Un intervento sul ponte della Mornera non è possibile oggi, ma è necessario e già oggi bisogna mostrare attenzione alla sicurezza. Lo dice l’assessore ai lavori pubblici di Gallarate, Danilo Barban: le condizioni del ponte (la cui manutenzione pesante è ferma da anni) sono spesso al centro di preoccupazioni di automobilisti e ciclisti, nonché di qualche causa contro il Comune, per danni rimediati ai veicoli. «Concordo sull’opportunità di intervenire anche sul ponte della Mornera» dice Barban, riferendosi al commento del Movimento 5 Stelle sul programma di interventi, giudicati positivamente ma con riserva proprio per l’esclusione della Mornera.
«Il motivo per cui quel tratto non è stato incluso nei lavori dell’estate 2014 risiede nei costi notevoli di un’operazione efficace a lungo termine» spiega Barban. Cosa significa?
Sulla Mornera non basta rifare l’asfalto, servono invece interventi in particolare sui "giunti" tra una sezione e l’altra in cemento: i giunti sono gli elementi che consentono al viadotto di adattarsi alle condizioni climatiche e alle sollecitazioni, ma sono anche il punto debole (lo sa bene chi si trova a "saltare" in auto sulle giunzioni). Ecco perché l’intervento per essere efficace sarebbe particolarmente impegnativo e costoso: «L’Amministrazione comunale ha optato per interventi che riguarderanno tutti i rioni e numerose strade cittadine.
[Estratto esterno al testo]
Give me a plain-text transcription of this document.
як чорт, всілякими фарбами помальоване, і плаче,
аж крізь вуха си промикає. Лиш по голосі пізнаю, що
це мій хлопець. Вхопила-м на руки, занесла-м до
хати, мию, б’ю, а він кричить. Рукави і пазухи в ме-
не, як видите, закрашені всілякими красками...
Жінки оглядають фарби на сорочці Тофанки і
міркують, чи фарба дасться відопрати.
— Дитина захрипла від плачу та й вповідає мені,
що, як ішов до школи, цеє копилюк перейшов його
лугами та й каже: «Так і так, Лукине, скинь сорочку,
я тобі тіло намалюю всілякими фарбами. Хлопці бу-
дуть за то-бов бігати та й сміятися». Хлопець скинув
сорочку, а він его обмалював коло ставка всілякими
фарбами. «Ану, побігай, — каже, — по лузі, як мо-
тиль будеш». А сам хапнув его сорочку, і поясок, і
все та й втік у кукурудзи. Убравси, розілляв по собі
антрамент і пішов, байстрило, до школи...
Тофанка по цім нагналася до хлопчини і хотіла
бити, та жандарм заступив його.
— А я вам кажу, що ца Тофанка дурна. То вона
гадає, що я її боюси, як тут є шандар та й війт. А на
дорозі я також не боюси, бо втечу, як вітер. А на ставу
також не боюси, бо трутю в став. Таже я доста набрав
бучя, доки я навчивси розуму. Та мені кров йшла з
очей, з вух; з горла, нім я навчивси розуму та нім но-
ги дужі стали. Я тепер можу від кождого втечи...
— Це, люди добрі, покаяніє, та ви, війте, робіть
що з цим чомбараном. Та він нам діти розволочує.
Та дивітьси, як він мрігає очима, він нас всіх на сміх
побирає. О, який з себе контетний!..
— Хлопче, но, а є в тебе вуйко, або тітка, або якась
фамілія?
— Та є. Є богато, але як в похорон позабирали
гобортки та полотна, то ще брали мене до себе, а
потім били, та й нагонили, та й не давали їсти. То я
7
Se nell’elenco fosse stata inclusa anche la Mornera, avremmo dovuto escludere molti dei tratti bisognosi di manutenzione» dice ancora Barban, senza nascondere la scelta fatta dalla giunta Guenzani. «L’intenzione è di assicurare, in futuro, un intervento importante anche al ponte. Nell’attesa di poterlo avviare, verranno poste in essere le opere necessarie a mantenere la Mornera in condizioni di sicurezza». Insomma: cercare di mettere mano al vecchio ponte cercando di evitare buche e altri problemi. Tra cui – va notato – c’è anche lo stato dei marciapiedi laterali per i pedoni, spesso lesionati.